Lori blinked, her imbuing tapering off as she turned towards the voice. Rian was standing next to the boat, which had been pulled closer to shore, looking a little tired. "Are you done?" she said.
"Mostly," he sighed. "I think one of us has to stay here to keep making arrangements while you ferry the first group back to Lorian, and then come back."
Lori stiffened. "Come back?" she said.
"Well, yeah," Rian said. "It's not like you can put some kind of switch on the water jet to make it shut off, right?" He frowned. "Can you? Because otherwise the thing would be on all night and we'd have to row back upriver.
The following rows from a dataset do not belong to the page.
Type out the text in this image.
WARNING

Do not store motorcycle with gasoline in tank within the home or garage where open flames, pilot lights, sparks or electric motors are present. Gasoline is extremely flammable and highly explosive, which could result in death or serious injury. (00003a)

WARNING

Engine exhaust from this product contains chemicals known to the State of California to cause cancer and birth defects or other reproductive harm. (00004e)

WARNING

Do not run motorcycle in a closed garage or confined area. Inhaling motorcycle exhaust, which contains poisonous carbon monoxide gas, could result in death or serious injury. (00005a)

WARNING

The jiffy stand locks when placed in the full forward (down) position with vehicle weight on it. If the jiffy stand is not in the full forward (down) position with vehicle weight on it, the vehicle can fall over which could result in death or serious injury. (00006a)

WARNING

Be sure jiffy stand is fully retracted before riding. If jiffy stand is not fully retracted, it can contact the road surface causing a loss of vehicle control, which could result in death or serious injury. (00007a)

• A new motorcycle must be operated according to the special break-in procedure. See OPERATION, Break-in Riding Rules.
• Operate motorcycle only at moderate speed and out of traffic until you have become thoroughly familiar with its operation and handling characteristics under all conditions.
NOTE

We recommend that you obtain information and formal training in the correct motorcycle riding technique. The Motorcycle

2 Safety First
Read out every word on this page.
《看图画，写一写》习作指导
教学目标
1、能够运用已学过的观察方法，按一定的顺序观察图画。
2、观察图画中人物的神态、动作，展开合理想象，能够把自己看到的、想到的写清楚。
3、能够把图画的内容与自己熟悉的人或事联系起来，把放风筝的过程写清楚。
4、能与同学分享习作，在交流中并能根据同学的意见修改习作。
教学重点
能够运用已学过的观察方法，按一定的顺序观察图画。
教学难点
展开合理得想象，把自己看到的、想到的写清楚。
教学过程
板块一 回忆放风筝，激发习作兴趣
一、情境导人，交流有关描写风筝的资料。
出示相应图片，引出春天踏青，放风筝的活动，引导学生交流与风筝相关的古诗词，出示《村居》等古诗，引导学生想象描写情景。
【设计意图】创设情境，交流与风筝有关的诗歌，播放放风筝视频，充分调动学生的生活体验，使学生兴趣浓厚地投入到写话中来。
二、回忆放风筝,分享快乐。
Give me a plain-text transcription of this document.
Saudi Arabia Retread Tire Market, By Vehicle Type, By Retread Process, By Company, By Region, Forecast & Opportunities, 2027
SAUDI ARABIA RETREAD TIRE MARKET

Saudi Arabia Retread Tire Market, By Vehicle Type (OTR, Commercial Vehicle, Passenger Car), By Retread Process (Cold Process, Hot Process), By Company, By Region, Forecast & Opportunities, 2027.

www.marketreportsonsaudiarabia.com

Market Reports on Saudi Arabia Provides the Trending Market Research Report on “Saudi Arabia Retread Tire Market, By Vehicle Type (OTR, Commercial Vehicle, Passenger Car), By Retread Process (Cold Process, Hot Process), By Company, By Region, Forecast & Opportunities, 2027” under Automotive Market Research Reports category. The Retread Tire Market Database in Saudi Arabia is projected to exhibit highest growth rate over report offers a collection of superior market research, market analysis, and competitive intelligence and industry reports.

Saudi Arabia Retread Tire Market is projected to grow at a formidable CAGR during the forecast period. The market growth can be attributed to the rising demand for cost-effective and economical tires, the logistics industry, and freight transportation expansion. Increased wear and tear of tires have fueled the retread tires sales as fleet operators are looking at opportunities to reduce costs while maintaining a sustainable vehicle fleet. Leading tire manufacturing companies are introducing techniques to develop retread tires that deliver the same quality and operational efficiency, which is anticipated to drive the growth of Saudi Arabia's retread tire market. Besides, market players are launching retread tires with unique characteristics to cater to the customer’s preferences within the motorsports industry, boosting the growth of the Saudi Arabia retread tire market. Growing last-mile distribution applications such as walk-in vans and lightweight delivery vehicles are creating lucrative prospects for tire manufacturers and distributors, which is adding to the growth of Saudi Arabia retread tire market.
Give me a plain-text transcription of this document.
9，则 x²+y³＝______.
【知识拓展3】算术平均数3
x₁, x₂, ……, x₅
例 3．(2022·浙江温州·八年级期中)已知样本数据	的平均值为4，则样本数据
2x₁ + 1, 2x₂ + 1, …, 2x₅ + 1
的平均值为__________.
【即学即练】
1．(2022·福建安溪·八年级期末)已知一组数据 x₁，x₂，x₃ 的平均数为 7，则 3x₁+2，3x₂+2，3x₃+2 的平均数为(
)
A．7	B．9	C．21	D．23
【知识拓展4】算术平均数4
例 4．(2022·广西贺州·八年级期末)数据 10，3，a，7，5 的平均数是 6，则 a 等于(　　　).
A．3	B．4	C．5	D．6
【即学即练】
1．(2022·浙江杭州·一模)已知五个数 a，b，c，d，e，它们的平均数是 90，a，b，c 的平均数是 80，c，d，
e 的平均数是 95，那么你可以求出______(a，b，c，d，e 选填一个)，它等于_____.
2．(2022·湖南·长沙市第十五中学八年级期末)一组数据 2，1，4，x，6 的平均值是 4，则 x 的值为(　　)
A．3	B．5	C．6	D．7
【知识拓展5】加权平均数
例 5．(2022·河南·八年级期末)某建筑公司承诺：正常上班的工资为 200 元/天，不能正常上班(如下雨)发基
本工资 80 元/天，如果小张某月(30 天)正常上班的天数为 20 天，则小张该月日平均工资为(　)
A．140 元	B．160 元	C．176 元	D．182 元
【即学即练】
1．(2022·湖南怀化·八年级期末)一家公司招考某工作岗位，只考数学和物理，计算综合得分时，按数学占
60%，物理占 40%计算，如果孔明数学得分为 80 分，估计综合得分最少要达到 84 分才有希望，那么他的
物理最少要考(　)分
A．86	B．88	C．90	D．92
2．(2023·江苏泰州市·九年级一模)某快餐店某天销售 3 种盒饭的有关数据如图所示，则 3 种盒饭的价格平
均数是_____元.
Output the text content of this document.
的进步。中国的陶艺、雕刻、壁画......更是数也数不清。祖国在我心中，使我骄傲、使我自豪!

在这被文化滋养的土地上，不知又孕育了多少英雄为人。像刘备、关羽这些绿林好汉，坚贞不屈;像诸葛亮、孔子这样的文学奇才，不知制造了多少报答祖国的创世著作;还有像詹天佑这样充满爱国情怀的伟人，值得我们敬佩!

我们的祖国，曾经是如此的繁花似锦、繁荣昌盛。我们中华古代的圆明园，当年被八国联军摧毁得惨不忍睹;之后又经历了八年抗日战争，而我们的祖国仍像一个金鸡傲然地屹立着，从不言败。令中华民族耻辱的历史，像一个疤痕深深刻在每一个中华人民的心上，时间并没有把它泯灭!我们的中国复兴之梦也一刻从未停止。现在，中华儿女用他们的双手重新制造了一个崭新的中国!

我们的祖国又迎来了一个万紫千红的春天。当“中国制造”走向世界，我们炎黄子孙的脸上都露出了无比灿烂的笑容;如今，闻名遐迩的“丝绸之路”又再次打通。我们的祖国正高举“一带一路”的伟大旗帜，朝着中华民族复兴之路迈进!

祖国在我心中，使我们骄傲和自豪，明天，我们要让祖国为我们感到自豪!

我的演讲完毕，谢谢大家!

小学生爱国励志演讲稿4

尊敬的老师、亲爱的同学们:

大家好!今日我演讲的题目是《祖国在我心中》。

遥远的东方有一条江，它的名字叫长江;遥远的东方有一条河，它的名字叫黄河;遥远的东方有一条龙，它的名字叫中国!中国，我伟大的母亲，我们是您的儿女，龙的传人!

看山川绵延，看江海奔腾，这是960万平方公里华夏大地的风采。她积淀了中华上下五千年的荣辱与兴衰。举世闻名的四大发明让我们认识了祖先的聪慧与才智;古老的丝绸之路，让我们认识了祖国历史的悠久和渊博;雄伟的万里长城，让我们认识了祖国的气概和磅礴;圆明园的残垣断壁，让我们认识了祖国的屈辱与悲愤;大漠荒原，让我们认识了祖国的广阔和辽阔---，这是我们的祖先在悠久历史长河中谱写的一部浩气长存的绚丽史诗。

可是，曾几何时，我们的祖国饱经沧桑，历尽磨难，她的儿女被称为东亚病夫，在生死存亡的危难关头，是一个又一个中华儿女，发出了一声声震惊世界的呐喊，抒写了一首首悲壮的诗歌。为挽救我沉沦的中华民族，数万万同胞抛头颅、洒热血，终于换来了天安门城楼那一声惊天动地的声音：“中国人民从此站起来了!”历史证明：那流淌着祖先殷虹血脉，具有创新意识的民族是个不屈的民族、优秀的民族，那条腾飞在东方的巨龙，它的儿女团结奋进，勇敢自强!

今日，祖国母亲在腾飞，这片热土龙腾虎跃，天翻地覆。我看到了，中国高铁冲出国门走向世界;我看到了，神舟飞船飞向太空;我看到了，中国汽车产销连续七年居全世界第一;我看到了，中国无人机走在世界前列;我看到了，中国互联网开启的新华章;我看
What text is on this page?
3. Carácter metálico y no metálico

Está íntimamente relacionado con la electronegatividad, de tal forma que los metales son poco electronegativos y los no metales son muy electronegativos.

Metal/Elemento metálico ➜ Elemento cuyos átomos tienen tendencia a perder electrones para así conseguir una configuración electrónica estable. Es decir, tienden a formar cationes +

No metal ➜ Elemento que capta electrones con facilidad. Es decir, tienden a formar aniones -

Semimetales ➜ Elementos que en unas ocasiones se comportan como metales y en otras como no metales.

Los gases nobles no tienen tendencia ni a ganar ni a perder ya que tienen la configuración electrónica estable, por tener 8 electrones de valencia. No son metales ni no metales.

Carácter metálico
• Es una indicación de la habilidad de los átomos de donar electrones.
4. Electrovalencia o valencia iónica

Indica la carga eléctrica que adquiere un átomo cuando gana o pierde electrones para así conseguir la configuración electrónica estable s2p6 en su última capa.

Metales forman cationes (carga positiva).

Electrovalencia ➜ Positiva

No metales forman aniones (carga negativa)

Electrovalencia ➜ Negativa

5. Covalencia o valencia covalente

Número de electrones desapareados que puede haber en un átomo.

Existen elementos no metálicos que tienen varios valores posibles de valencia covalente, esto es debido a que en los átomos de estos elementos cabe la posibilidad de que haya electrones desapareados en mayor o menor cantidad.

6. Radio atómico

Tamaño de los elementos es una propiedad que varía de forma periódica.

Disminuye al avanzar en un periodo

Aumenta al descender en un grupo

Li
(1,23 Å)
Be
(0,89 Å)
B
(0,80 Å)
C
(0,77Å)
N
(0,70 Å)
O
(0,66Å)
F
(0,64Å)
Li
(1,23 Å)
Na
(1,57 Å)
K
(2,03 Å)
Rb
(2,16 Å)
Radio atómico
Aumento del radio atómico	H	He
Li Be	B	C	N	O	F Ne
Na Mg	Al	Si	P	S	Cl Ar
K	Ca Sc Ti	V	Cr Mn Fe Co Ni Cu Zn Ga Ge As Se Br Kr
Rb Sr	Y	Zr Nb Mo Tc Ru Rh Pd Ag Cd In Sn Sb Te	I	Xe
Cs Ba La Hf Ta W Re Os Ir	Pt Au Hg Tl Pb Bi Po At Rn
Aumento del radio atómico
So you'll need to come back with the boat when we pick up the rest of them…"
Rian cut off, staring at her. "Are you all right?" he said.
"Of course I am," Lori said, expertly hiding her feelings about needing to leave her demesne again just for some stupid, pointless people.
Rian gave her an intent look. "How about I tell them we'll come back in seven days?" he said. "Since you probably have lots of responsibilities and things to build, and will need time to recover from the trip."
"I have no objections to that," Lori said, expertly hiding her relief. "But why seven days? Why not just a week?"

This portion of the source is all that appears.